The predicted regression target of an input sample is computed as the mean predicted regression targets of the estimators in the ensemble.

Parameters

X ({array-like, sparse matrix} of shape (n_samples, n_features)) – The training input samples. Sparse matrices are accepted only if they are supported by the base estimator.

Returns

y (ndarray of shape (n_samples,)) – The predicted values.

revert_dataframe(df)#

Move the old onehot-encoding df to new non-onehot encoding one.

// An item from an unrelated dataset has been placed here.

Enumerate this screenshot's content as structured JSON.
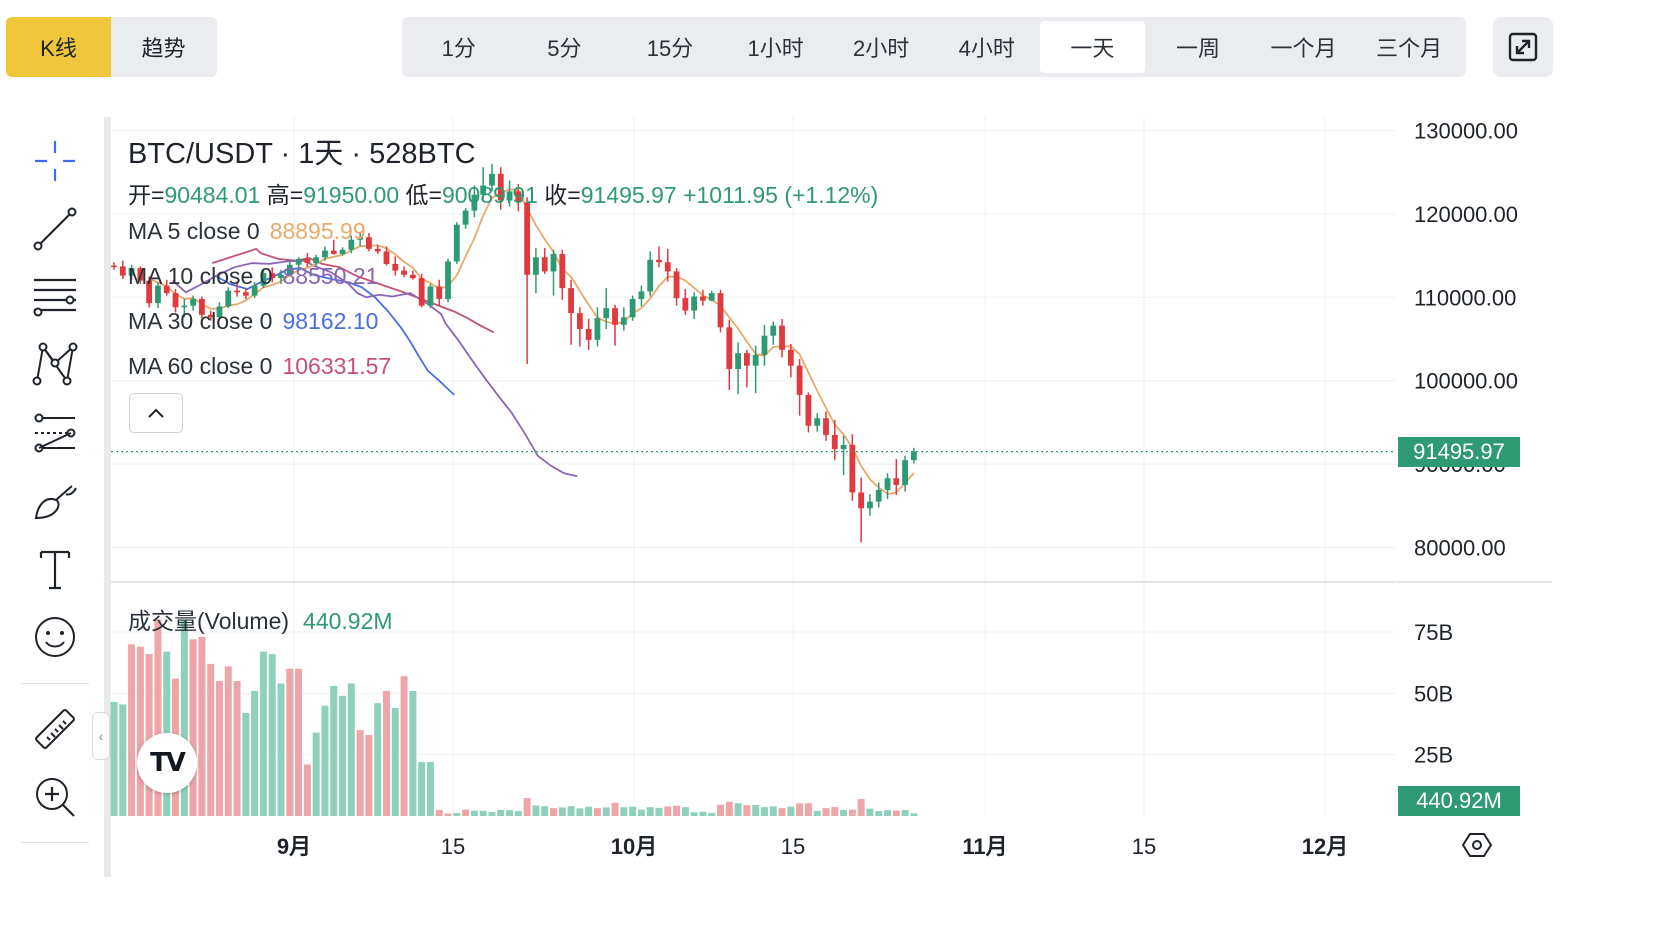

score(X, y, sample_weight=None)#

Return the coefficient of determination of the prediction.

The coefficient of determination \(R^2\) is defined as \((1 - \frac{u}{v})\), where \(u\) is the residual sum of squares ((y_true - y_pred)** 2).sum() and \(v\) is the total sum of squares ((y_true - y_true.mean()) ** 2).sum(). The best possible score is 1.0 and it can be negative (because the model can be arbitrarily worse). A constant model that always predicts the expected value of y, disregarding the input features, would get a \(R^2\) score of 0.0.

Parameters

  • X (array-like of shape (n_samples, n_features)) – Test samples. For some estimators this may be a precomputed kernel matrix or a list of generic objects instead with shape (n_samples, n_samples_fitted), where n_samples_fitted is the number of samples used in the fitting for the estimator.

  • y (array-like of shape (n_samples,) or (n_samples, n_outputs)) – True values for X.

  • sample_weight (array-like of shape (n_samples,), default=None) – Sample weights.

Returns

score (float) – \(R^2\) of self.predict(X) wrt. y.

Notes

The \(R^2\) score used when calling score on a regressor uses multioutput='uniform_average' from version 0.23 to keep consistent with default value of r2_score(). This influences the score method of all the multioutput regressors (except for MultiOutputRegressor).

set_params(**params)#

Set the parameters of this estimator.

The method works on simple estimators as well as on nested objects (such as Pipeline). The latter have parameters of the form <component>__<parameter> so that it’s possible to update each component of a nested object.

Parameters

**params (dict) – Estimator parameters.

Returns

self (estimator instance) – Estimator instance.